The ischemia test began with the volunteers in the normal state. A modified Allen test, which is a common physical examination of arterial blood flow of the hand, was used to induce artificial ischemia. We instructed volunteers to clench their fingers, and then press their radial and ulnar artery to the wrist under the supervision of a physician. Reperfusion was performed by releasing the pressure. The pulse wave was measured for 1 min both before and after pressing the artery to the wrist. We measured the pulse wave for 1 min after releasing the pressure to observe the recovery of circulation.

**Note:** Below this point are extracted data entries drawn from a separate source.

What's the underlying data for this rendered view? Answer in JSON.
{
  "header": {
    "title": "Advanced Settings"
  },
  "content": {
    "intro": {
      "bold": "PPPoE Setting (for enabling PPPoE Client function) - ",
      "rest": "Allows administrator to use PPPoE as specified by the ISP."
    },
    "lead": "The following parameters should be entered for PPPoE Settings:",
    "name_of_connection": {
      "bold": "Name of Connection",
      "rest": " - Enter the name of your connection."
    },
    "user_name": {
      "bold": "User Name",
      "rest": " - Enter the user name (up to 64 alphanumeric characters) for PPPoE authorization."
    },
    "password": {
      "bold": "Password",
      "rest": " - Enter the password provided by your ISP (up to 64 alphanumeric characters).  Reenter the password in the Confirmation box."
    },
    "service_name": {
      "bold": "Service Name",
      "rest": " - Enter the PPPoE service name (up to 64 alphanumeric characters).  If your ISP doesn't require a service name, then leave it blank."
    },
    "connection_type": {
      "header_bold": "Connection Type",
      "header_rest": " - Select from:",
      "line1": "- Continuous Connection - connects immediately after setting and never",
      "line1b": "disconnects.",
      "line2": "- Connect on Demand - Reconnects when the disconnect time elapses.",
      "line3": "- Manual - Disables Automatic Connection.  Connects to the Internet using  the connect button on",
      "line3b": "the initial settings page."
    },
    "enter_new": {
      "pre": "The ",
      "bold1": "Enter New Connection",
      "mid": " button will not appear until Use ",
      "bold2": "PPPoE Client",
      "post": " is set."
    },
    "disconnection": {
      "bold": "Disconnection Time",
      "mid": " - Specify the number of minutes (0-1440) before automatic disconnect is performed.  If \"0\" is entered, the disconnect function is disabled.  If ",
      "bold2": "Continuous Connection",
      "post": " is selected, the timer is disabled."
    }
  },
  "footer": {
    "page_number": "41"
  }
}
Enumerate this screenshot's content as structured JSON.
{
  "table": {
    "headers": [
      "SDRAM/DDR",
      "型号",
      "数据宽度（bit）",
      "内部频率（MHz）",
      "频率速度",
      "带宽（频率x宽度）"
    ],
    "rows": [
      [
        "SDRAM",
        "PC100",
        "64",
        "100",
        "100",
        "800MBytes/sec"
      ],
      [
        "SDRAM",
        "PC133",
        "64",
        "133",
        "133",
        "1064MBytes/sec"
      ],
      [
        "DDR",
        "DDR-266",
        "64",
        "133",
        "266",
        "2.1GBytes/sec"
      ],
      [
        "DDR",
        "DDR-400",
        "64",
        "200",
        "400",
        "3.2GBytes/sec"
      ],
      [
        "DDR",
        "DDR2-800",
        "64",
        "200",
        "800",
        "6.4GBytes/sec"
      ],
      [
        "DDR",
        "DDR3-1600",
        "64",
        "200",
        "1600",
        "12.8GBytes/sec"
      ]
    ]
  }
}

The congestion test also began with the volunteers in the normal state. To create artificial congestion, we used a tourniquet to tie the forearm and produce pressure. Similar to a blood draw, the cutaneous vein was occluded without occluding the artery, causing congestion of the palm. Reperfusion occurred by untying the tourniquet. The measurement time in each state was the same as that in the ischemia experiment.

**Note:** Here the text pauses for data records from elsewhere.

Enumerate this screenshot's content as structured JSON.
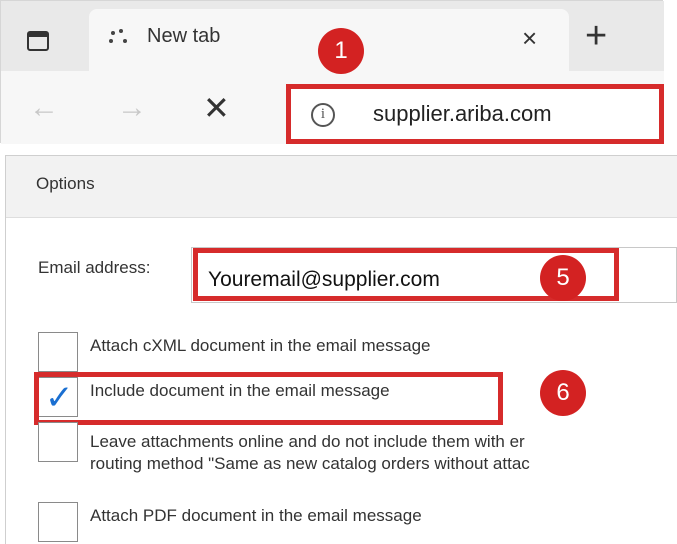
{
  "browser": {
    "tab_title": "New tab",
    "tab_close": "×",
    "new_tab": "+",
    "nav_back": "←",
    "nav_forward": "→",
    "nav_stop": "✕",
    "address": "supplier.ariba.com",
    "info_symbol": "i"
  },
  "annotations": {
    "badge1": "1",
    "badge5": "5",
    "badge6": "6",
    "highlight_color": "#d62b2b",
    "badge_color": "#d32222"
  },
  "options": {
    "title": "Options",
    "email_label": "Email address:",
    "email_value": "Youremail@supplier.com",
    "items": [
      {
        "label": "Attach cXML document in the email message",
        "checked": false
      },
      {
        "label": "Include document in the email message",
        "checked": true
      },
      {
        "label_line1": "Leave attachments online and do not include them with er",
        "label_line2": "routing method \"Same as new catalog orders without attac",
        "checked": false
      },
      {
        "label": "Attach PDF document in the email message",
        "checked": false
      }
    ],
    "check_symbol": "✓"
  }
}
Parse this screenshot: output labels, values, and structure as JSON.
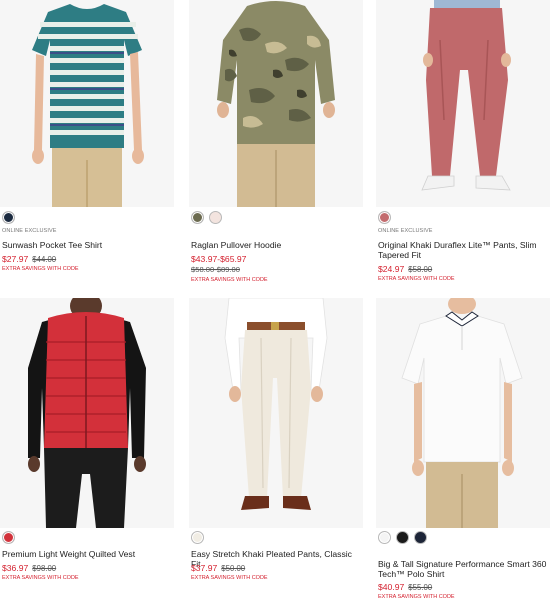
{
  "products": [
    {
      "tag": "ONLINE EXCLUSIVE",
      "name": "Sunwash Pocket Tee Shirt",
      "price": "$27.97",
      "was": "$44.00",
      "was2": "",
      "promo": "EXTRA SAVINGS WITH CODE",
      "swatches": [
        "#1b2a3f"
      ],
      "image": "striped-tee"
    },
    {
      "tag": "",
      "name": "Raglan Pullover Hoodie",
      "price": "$43.97-$65.97",
      "was": "",
      "was2": "$58.00-$89.00",
      "promo": "EXTRA SAVINGS WITH CODE",
      "swatches": [
        "#6b6a4f",
        "#f3e4df"
      ],
      "image": "camo-hoodie"
    },
    {
      "tag": "ONLINE EXCLUSIVE",
      "name": "Original Khaki Duraflex Lite™ Pants, Slim Tapered Fit",
      "price": "$24.97",
      "was": "$58.00",
      "was2": "",
      "promo": "EXTRA SAVINGS WITH CODE",
      "swatches": [
        "#c36b6e"
      ],
      "image": "red-pants"
    },
    {
      "tag": "",
      "name": "Premium Light Weight Quilted Vest",
      "price": "$36.97",
      "was": "$98.00",
      "was2": "",
      "promo": "EXTRA SAVINGS WITH CODE",
      "swatches": [
        "#d2323b"
      ],
      "image": "red-vest"
    },
    {
      "tag": "",
      "name": "Easy Stretch Khaki Pleated Pants, Classic Fit",
      "price": "$37.97",
      "was": "$50.00",
      "was2": "",
      "promo": "EXTRA SAVINGS WITH CODE",
      "swatches": [
        "#f1ede4"
      ],
      "image": "cream-pants"
    },
    {
      "tag": "",
      "name": "Big & Tall Signature Performance Smart 360 Tech™ Polo Shirt",
      "price": "$40.97",
      "was": "$55.00",
      "was2": "",
      "promo": "EXTRA SAVINGS WITH CODE",
      "swatches": [
        "#f4f4f4",
        "#1a1a1a",
        "#1d2538"
      ],
      "image": "white-polo"
    }
  ]
}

Analysis of human measurements

A digital filter was not applied to the human measurements because the obtained pulse wave values had a higher signal-to-noise ratio than those obtained in animal experiments. The amplitude of the pulse wave was calculated using an FFT analysis, similar to that used in the animal studies. Some parameters were adjusted: the spectrum of 0.5–2 Hz was used since the heart rate of volunteers was distributed over 30–120 beats per minute, and a pulse wave signal of 256 points was used to calculate pulse power, corresponding to a pulse wave signal of 16 s.

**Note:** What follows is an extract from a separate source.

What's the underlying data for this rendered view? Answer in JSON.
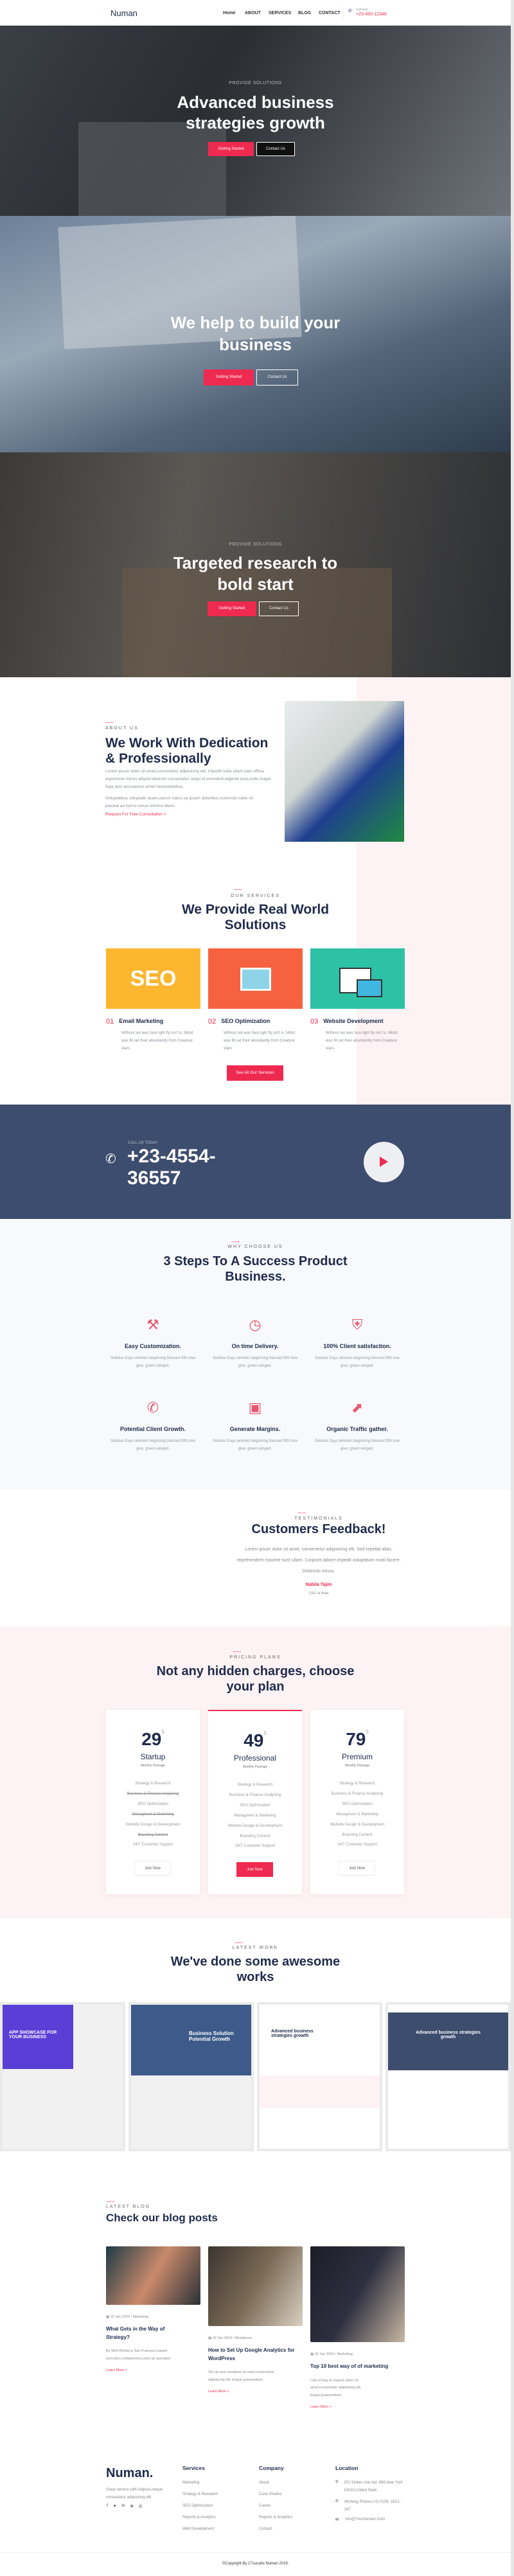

As in the rat model, the change in pulse power caused by compromised circulation in the five human volunteers was assessed using a paired t-test. Differences between normal state and ischemia/congestion, and between ischemia/congestion and recovery were determined using p-values.

Protocol and analysis of continuous monitoring of pulse wave on the human chest

The sensor unit was attached to the chest of one healthy volunteer for 1 week and measurements were made during all of the subject’s daily activities. The medical transparent film mentioned previously was replaced each day. Our system recorded the pulse wave for 1 min at 3-min intervals to preserve battery power. Therefore, the pulse power was calculated once every 4 min.

Analysis of repeatability, reproductibility, and stability of the system

The output of the measurement system is pulse wave, and the amplitude of pulse wave result is represented by pulse power, which is the peak power of spectrum of pulse wave signal. Repeatability is defined as the ability to obtain same pulse power when measuring the same skin tissue by the same tester and the same device. Reproducibility is defined as the ability to obtain same pulse power when measuring the same skin tissue by the different testers and different devices. And stability is defined as the signal percentage drop in the zone of center line ± σ.

This experiment involved one healthy volunteer, and we instructed him to sit silently. The sensor probe is attached to palm of the volunteer, and we marked the contour of attaching position. In repeatability test, only one tester attached the sensor on the volunteer, and repeated for 10 times. Each measurement lasted for 1 minute, and repeatability was 77.6% (See Supplementary Fig. S5a). In reproducibility test, five testers attached the sensor on the volunteer using 3 sets of monitoring system. Totally 15 groups of data were obtained. Each measurement lasted for 1 minute, and reproducibility was 79.8% (See Supplementary Fig. S5b). In stability test, one tester attached the sensor on the volunteer, and measured data continuously for 4 hours (See Supplementary Fig. S5c). We took the log of volunteer and exclude the data when there is obvious active movement. Stability was 92.2%.